New Delhi, Nov. 9 (PTI): The government has asked Centurion Bank to come out with a rights issue before infusing Sabre Capital Worldwide Inc and other investors infuse Rs 154 crore as foreign direct investment (FDI).
The Foreign Investment Promotion Board (FIPB) turned down the bank’s FDI proposal on the ground that it would temporarily take the overseas holding above the 49 per cent that is currently allowed in banks. Instead, the board has asked the bank to come up with a rights issue or public offer of Rs 65 crore first.
The bank had sought FIPB approval to allow its existing and new investors to bring in a total Rs 219 crore in FDI — Rs 154 crore in the first tranche and another Rs 65 crore through rights issue in the second tranche — to tide over its financial difficulties. The capital infusion would enable the bank to restructure its existing capital and shore up the capital adequacy ratio to beyond 9.0 per cent as stipulated by the Reserve Bank.
Centurion planned to issue shares under rights or public issue at Rs 4.0 per share, which includes a premium of Rs 3 per share.
The bank had sought permission to exceed the FDI limit of 49 per cent, subject to the condition that it would comply with the current norms after the rights issue is completed. At present, the foreign holding is 30.64 per cent, which has been proposed to increase to 61.10 per cent after the infusion of Rs 154 crore from the foreign partners. The FIPB had raised objections to this proposal, saying it was not in consonance with the present FDI limits and government cannot allow the bank to breach the norms for a temporary period.
If the rights issue is floated first, followed by the FDI inflow, the overall foreign holding would remain within the permissible level at 47.81 per cent. Foreign institutional investors are seen to hold is slated to be 11.02 per cent in the proposed equity structure.

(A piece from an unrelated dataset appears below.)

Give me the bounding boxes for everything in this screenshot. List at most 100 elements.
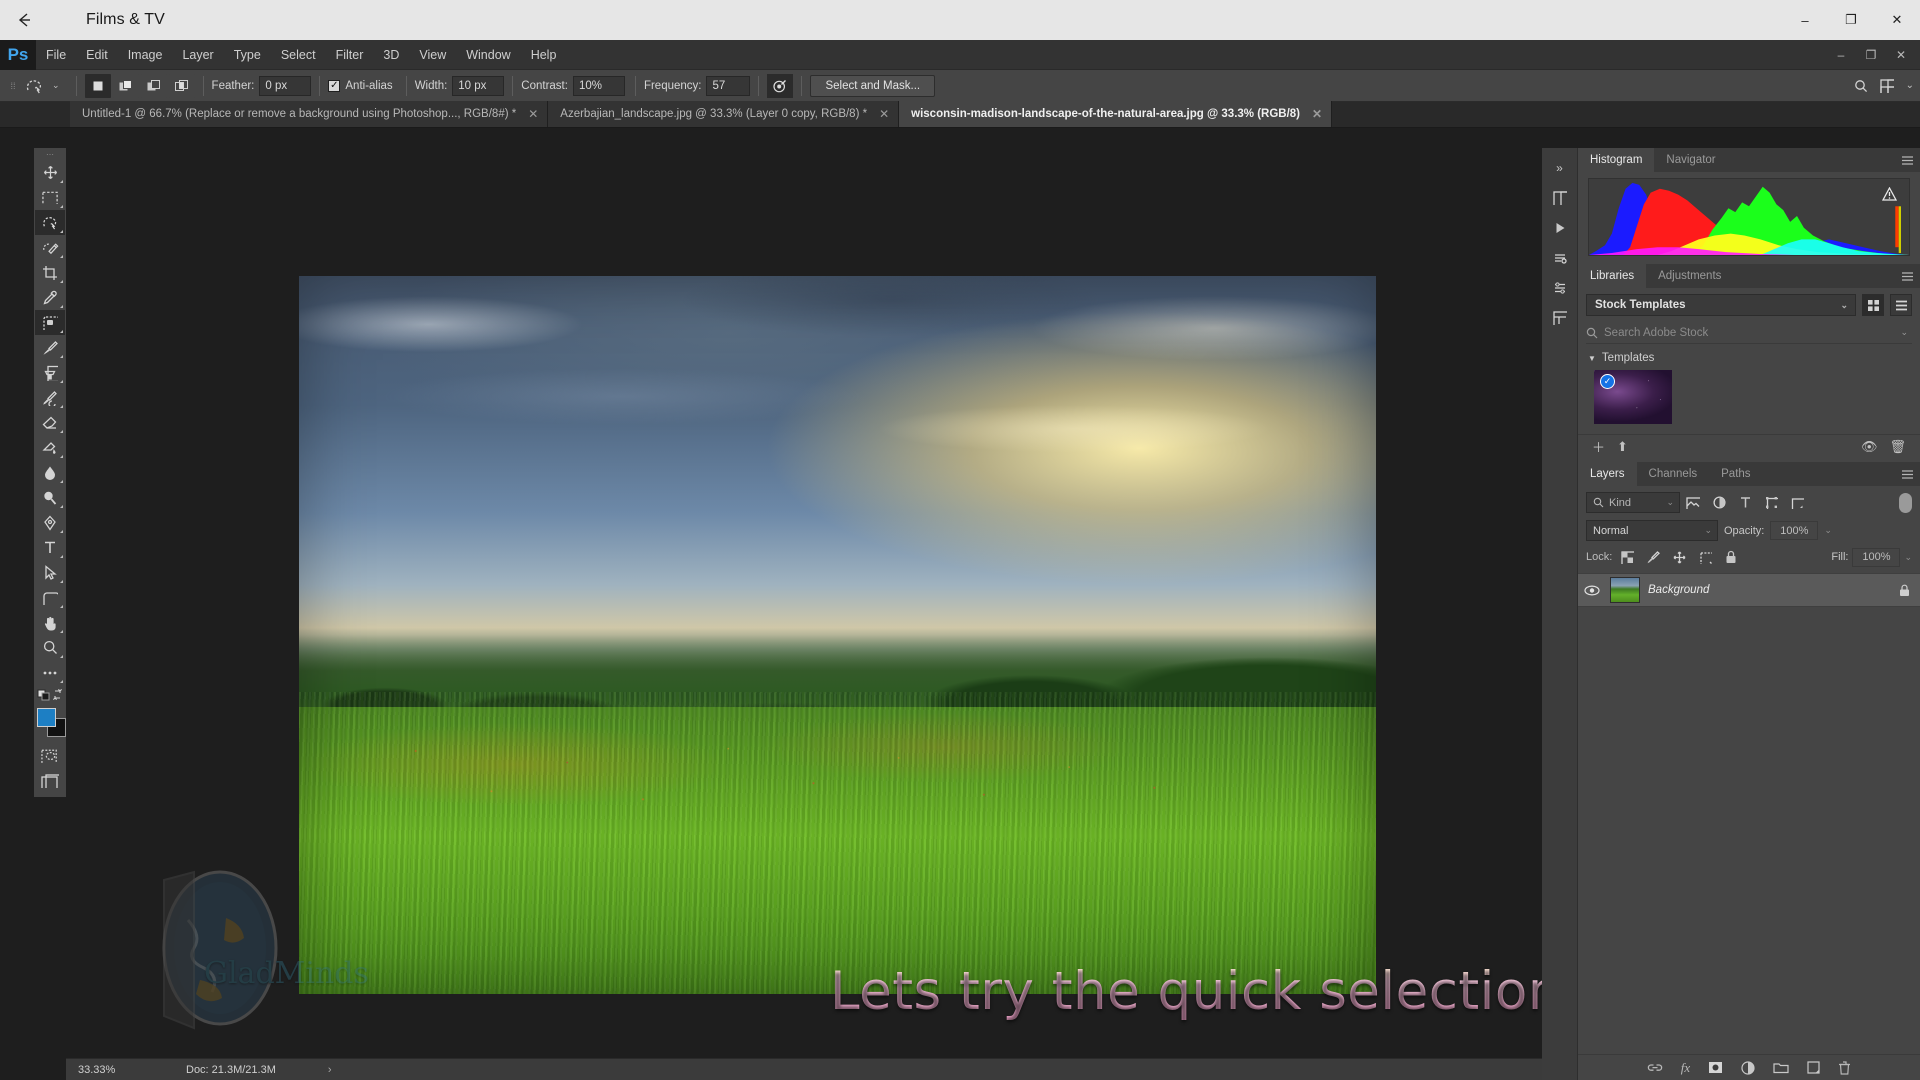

The Singapore-based Keppel Bank has a 20 per cent stake in Centurion Bank through KepFinance Investment of Mauritius. International Finance Corporation (IFC), the arm of the World Bank that invests in private projects, has 8.36 per cent; Asian Development Bank has 10.22 per cent of the bank’s equity. Asian Finance and Investment Corp of Philippines, non-resident Indians (NRIs) and foreign institutions have 0.25 per cent and 0.02 per cent.